George Zimmerman exhibited the good sense not to flash a triumphant high-five after a jury found him not guilty of second-degree murder or manslaughter in the 2012 shooting death of an unarmed 17-year-old named Trayvon Martin. There was no public victory dance, only a quiet exit from the harsh public spotlight.
I had expected the jury to find Zimmerman guilty of manslaughter. After all, an armed adult shot and killed an unarmed teenager. Though Zimmerman’s attorneys deny that race was a factor, I figured Zimmerman found Martin “suspicious” because he was a black teen in a hoodie in a predominantly white gated community. If true, all the government had to do was prove it.
But once a case becomes a cable TV news staple, the odds of acquittal increase. Think O.J. Simpson and Casey Anthony. High-profile cases draw top defense attorneys. Top lawyers know how to impress upon jurors the burden on the prosecution to prove guilt beyond a reasonable doubt.

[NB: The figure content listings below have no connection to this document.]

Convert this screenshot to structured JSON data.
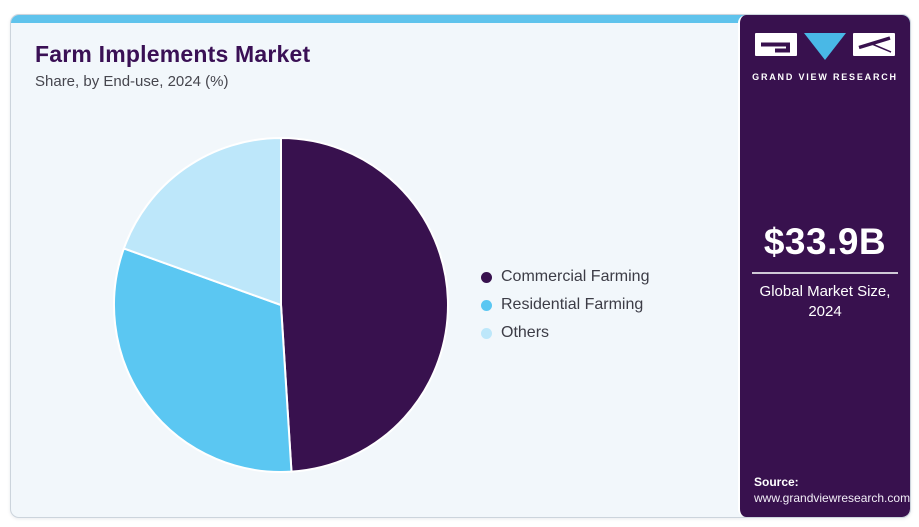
{
  "header": {
    "title": "Farm Implements Market",
    "subtitle": "Share, by End-use, 2024 (%)"
  },
  "chart_data": {
    "type": "pie",
    "title": "Farm Implements Market",
    "subtitle": "Share, by End-use, 2024 (%)",
    "unit": "percent",
    "start_angle_deg": 0,
    "direction": "clockwise",
    "legend_position": "right",
    "slices": [
      {
        "label": "Commercial Farming",
        "value": 49.0,
        "color": "#38114e"
      },
      {
        "label": "Residential Farming",
        "value": 31.5,
        "color": "#5bc7f2"
      },
      {
        "label": "Others",
        "value": 19.5,
        "color": "#bde7fa"
      }
    ],
    "separator_color": "#ffffff"
  },
  "sidebar": {
    "brand": "GRAND VIEW RESEARCH",
    "market_size": "$33.9B",
    "market_size_label": "Global Market Size, 2024",
    "source_label": "Source:",
    "source_url": "www.grandviewresearch.com"
  },
  "colors": {
    "card_background": "#f2f7fb",
    "accent_bar": "#5fc3ec",
    "sidebar_background": "#38114e",
    "title_text": "#3a1055",
    "logo_triangle": "#49b8e6"
  }
}
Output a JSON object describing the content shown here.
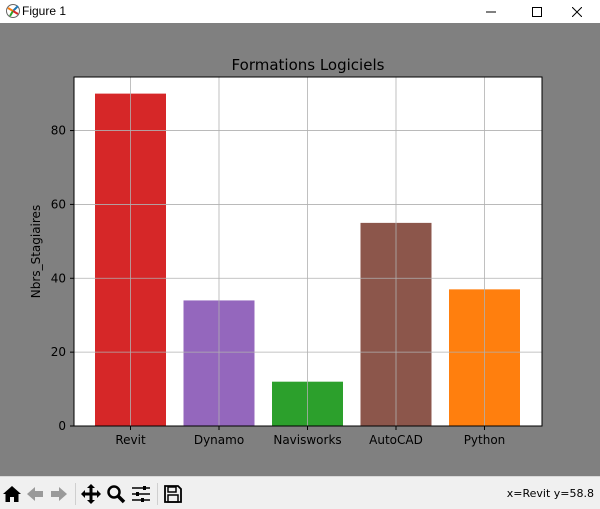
{
  "window": {
    "title": "Figure 1",
    "accent": "#808080"
  },
  "toolbar": {
    "buttons": [
      {
        "name": "home-icon"
      },
      {
        "name": "back-arrow-icon"
      },
      {
        "name": "forward-arrow-icon"
      },
      {
        "name": "pan-icon"
      },
      {
        "name": "zoom-icon"
      },
      {
        "name": "configure-subplots-icon"
      },
      {
        "name": "save-icon"
      }
    ],
    "coordinates": "x=Revit y=58.8"
  },
  "chart_data": {
    "type": "bar",
    "title": "Formations Logiciels",
    "xlabel": "",
    "ylabel": "Nbrs_Stagiaires",
    "categories": [
      "Revit",
      "Dynamo",
      "Navisworks",
      "AutoCAD",
      "Python"
    ],
    "values": [
      90,
      34,
      12,
      55,
      37
    ],
    "colors": [
      "#d62728",
      "#9467bd",
      "#2ca02c",
      "#8c564b",
      "#ff7f0e"
    ],
    "ylim": [
      0,
      94.5
    ],
    "yticks": [
      "0",
      "20",
      "40",
      "60",
      "80"
    ],
    "grid": true,
    "background": "#ffffff"
  }
}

On that, the prosecution failed. As The New York Times reported, after a three-week trial, the details of the fateful brawl between Zimmerman and Martin remained “a muddle, fodder for reasonable doubt. It remained unclear who had started it, who screamed for help, who threw the first punch.”
Also, there was a political taint to the case. In the weeks after the shooting, police refused to charge Zimmerman. Civil rights leaders protested; news reports misrepresented Zimmerman’s conversation with a 911 operator. Florida Gov. Rick Scott then assigned a special prosecutor, who overcharged Zimmerman with second-degree murder, which requires the state to establish ill will, hatred, spite or evil intent.

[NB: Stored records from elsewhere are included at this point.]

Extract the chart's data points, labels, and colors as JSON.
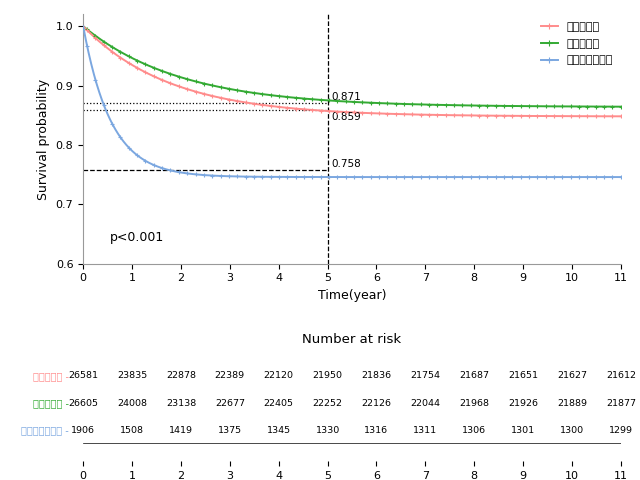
{
  "xlabel": "Time(year)",
  "ylabel": "Survival probability",
  "xlim": [
    0,
    11
  ],
  "ylim": [
    0.6,
    1.02
  ],
  "yticks": [
    0.6,
    0.7,
    0.8,
    0.9,
    1.0
  ],
  "xticks": [
    0,
    1,
    2,
    3,
    4,
    5,
    6,
    7,
    8,
    9,
    10,
    11
  ],
  "vline_x": 5,
  "hline_y1": 0.871,
  "hline_y2": 0.859,
  "hline_y3": 0.758,
  "annotation1": "0.871",
  "annotation2": "0.859",
  "annotation3": "0.758",
  "pvalue_text": "p<0.001",
  "legend_labels": [
    "지역가입자",
    "직장가입자",
    "의료급여가입자"
  ],
  "color_regional": "#FF8C8C",
  "color_workplace": "#33AA33",
  "color_medical": "#7BA7E0",
  "risk_title": "Number at risk",
  "risk_labels": [
    "지역가입자",
    "직장가입자",
    "의료급여가입자"
  ],
  "risk_label_colors": [
    "#FF8C8C",
    "#33AA33",
    "#7BA7E0"
  ],
  "risk_times": [
    0,
    1,
    2,
    3,
    4,
    5,
    6,
    7,
    8,
    9,
    10,
    11
  ],
  "risk_regional": [
    26581,
    23835,
    22878,
    22389,
    22120,
    21950,
    21836,
    21754,
    21687,
    21651,
    21627,
    21612
  ],
  "risk_workplace": [
    26605,
    24008,
    23138,
    22677,
    22405,
    22252,
    22126,
    22044,
    21968,
    21926,
    21889,
    21877
  ],
  "risk_medical": [
    1906,
    1508,
    1419,
    1375,
    1345,
    1330,
    1316,
    1311,
    1306,
    1301,
    1300,
    1299
  ],
  "curve_wp_plateau": 0.864,
  "curve_wp_amp": 0.136,
  "curve_wp_rate": 0.5,
  "curve_rg_plateau": 0.848,
  "curve_rg_amp": 0.152,
  "curve_rg_rate": 0.56,
  "curve_md_plateau": 0.746,
  "curve_md_amp": 0.254,
  "curve_md_rate": 1.75,
  "background_color": "#FFFFFF"
}
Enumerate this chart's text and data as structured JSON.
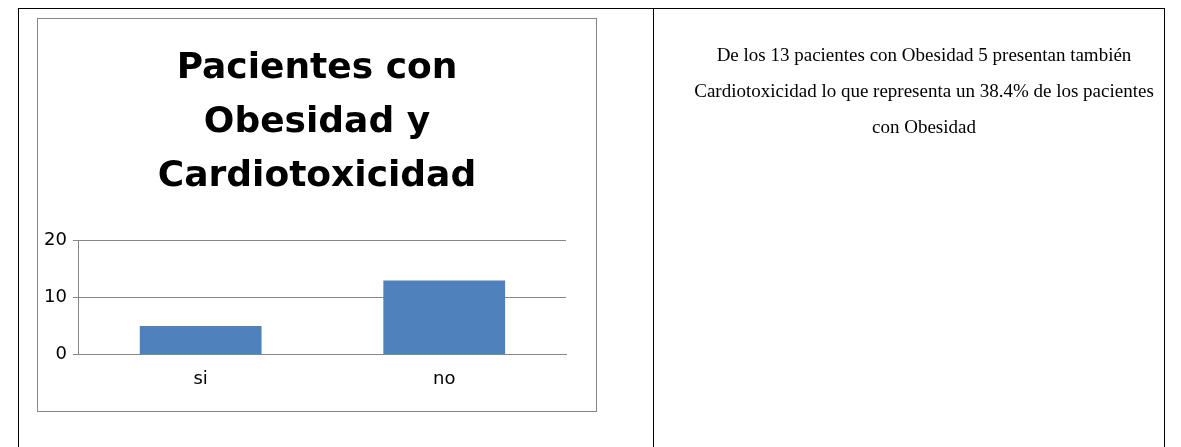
{
  "chart_data": [
    {
      "type": "bar",
      "title": "Pacientes con Obesidad y Cardiotoxicidad",
      "categories": [
        "si",
        "no"
      ],
      "values": [
        5,
        13
      ],
      "color": "#4f81bd",
      "ylim": [
        0,
        20
      ],
      "yticks": [
        0,
        10,
        20
      ],
      "grid": "y"
    },
    {
      "type": "other",
      "annotations": [
        "De los 13 pacientes con Obesidad 5 presentan también Cardiotoxicidad lo que representa un 38.4% de los pacientes con Obesidad"
      ]
    }
  ]
}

Rachel Jeantel, the friend with whom Martin was talking on the phone when he first encountered Zimmerman, testified that authorities first interviewed her at the home of Martin’s mother, Sybrina Fulton. Impartial investigators don’t question witnesses in front of the victim’s mother.

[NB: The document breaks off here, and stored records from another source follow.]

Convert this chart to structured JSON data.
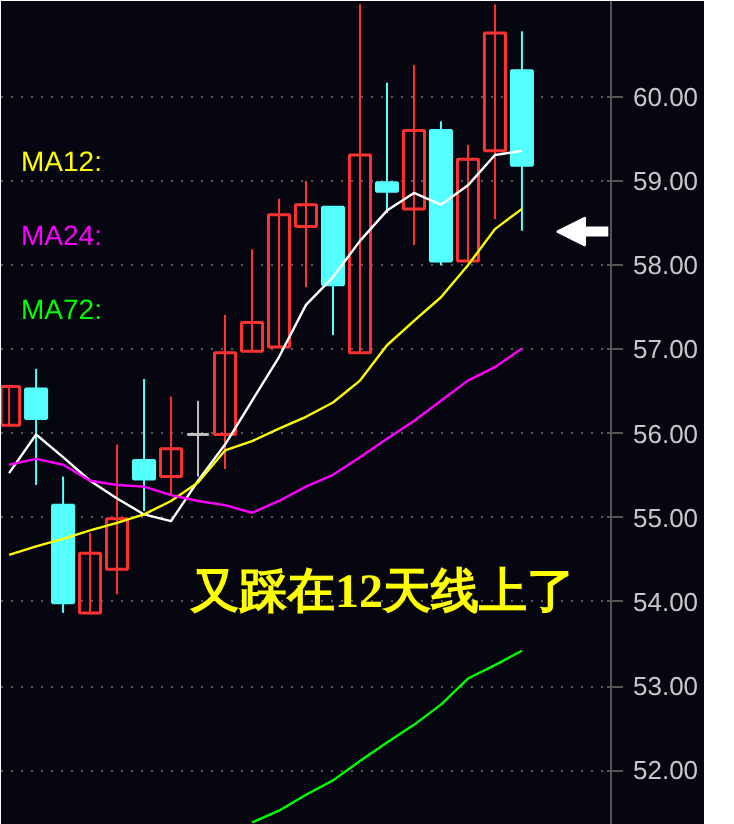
{
  "chart_data": {
    "type": "candlestick",
    "categories": [
      null,
      null,
      null,
      null,
      null,
      null,
      null,
      null,
      null,
      null,
      null,
      null,
      null,
      null,
      null,
      null,
      null,
      null,
      null,
      null
    ],
    "ohlc": [
      [
        56.1,
        56.56,
        56.1,
        56.56
      ],
      [
        56.53,
        56.77,
        55.39,
        56.18
      ],
      [
        55.15,
        55.49,
        53.87,
        53.99
      ],
      [
        53.87,
        54.82,
        53.85,
        54.58
      ],
      [
        54.39,
        55.87,
        54.09,
        54.99
      ],
      [
        55.68,
        56.65,
        55.08,
        55.46
      ],
      [
        55.49,
        56.44,
        55.27,
        55.82
      ],
      [
        55.99,
        56.39,
        55.49,
        55.99
      ],
      [
        55.99,
        57.41,
        55.58,
        56.96
      ],
      [
        56.98,
        58.19,
        56.98,
        57.32
      ],
      [
        57.03,
        58.79,
        57.03,
        58.6
      ],
      [
        58.46,
        59.0,
        57.74,
        58.72
      ],
      [
        58.69,
        58.69,
        57.17,
        57.77
      ],
      [
        56.96,
        61.1,
        56.96,
        59.31
      ],
      [
        58.98,
        60.17,
        58.62,
        58.88
      ],
      [
        58.67,
        60.38,
        58.24,
        59.6
      ],
      [
        59.6,
        59.71,
        58.0,
        58.05
      ],
      [
        58.05,
        59.43,
        58.05,
        59.26
      ],
      [
        59.36,
        61.1,
        58.55,
        60.76
      ],
      [
        60.31,
        60.78,
        58.41,
        59.19
      ]
    ],
    "colors": [
      "#ff3232",
      "#54ffff",
      "#54ffff",
      "#ff3232",
      "#ff3232",
      "#54ffff",
      "#ff3232",
      "#c0c0c0",
      "#ff3232",
      "#ff3232",
      "#ff3232",
      "#ff3232",
      "#54ffff",
      "#ff3232",
      "#54ffff",
      "#ff3232",
      "#54ffff",
      "#ff3232",
      "#ff3232",
      "#54ffff"
    ],
    "series": [
      {
        "type": "line",
        "color": "#ffffff",
        "values": [
          55.53,
          55.99,
          55.72,
          55.44,
          55.23,
          55.04,
          54.96,
          55.44,
          55.87,
          56.39,
          56.91,
          57.53,
          57.86,
          58.29,
          58.65,
          58.86,
          58.72,
          58.95,
          59.31,
          59.36
        ]
      },
      {
        "type": "line",
        "name": "MA12:",
        "color": "#ffff00",
        "values": [
          54.56,
          54.66,
          54.75,
          54.85,
          54.94,
          55.04,
          55.2,
          55.42,
          55.8,
          55.91,
          56.06,
          56.2,
          56.37,
          56.63,
          57.05,
          57.34,
          57.62,
          58.0,
          58.43,
          58.67
        ]
      },
      {
        "type": "line",
        "name": "MA24:",
        "color": "#ff00ff",
        "values": [
          55.63,
          55.7,
          55.63,
          55.44,
          55.39,
          55.37,
          55.27,
          55.2,
          55.15,
          55.06,
          55.2,
          55.37,
          55.51,
          55.72,
          55.94,
          56.15,
          56.39,
          56.63,
          56.79,
          57.01
        ]
      },
      {
        "type": "line",
        "name": "MA72:",
        "color": "#00ff00",
        "values": [
          null,
          null,
          null,
          null,
          null,
          null,
          null,
          null,
          null,
          51.38,
          51.52,
          51.71,
          51.88,
          52.11,
          52.33,
          52.54,
          52.78,
          53.09,
          53.25,
          53.42
        ]
      }
    ],
    "ylim": [
      51.35,
      61.14
    ],
    "yticks": [
      {
        "value": 52,
        "label": "52.00"
      },
      {
        "value": 53,
        "label": "53.00"
      },
      {
        "value": 54,
        "label": "54.00"
      },
      {
        "value": 55,
        "label": "55.00"
      },
      {
        "value": 56,
        "label": "56.00"
      },
      {
        "value": 57,
        "label": "57.00"
      },
      {
        "value": 58,
        "label": "58.00"
      },
      {
        "value": 59,
        "label": "59.00"
      },
      {
        "value": 60,
        "label": "60.00"
      }
    ],
    "tick_labels": "y",
    "grid": "y",
    "legend": "left",
    "annotations": [
      "又踩在12天线上了"
    ]
  }
}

So though I suspect that Zimmerman was, as Martin told Jeantel, a “creepy-ass cracker” who didn’t understand where neighborhood watch ended and vigilantism began, I will trust the jury’s verdict.
Oddly, the folks protesting Zimmerman’s vigilantism the most loudly are acting like vigilantes themselves. In Oakland, Calif., protesters chanted: “Zimmerman, the people say guilty.” NAACP President Benjamin Jealous launched a petition urging the U.S. Department of Justice to file civil rights charges against Zimmerman. First the verdict and then the trial.
The Department of Justice is pursuing the case. On Monday, Attorney General Eric Holder explained, “We are resolved, as you are, to combat violence involving or directed at young people, to prevent future tragedies and to deal with the underlying attitudes, mistaken beliefs and stereotypes that serve as the basis for these too common incidents.” Holder seems unaware that the FBI investigated but found no evidence of racial bias on the part of Zimmerman.
Martin’s parents have every right to sue Zimmerman in civil court for the wrongful death of their unarmed son.
But the Department of Justice should respect the jury and its verdict. The government doesn’t get to keep trying this guy until some jury finds him guilty.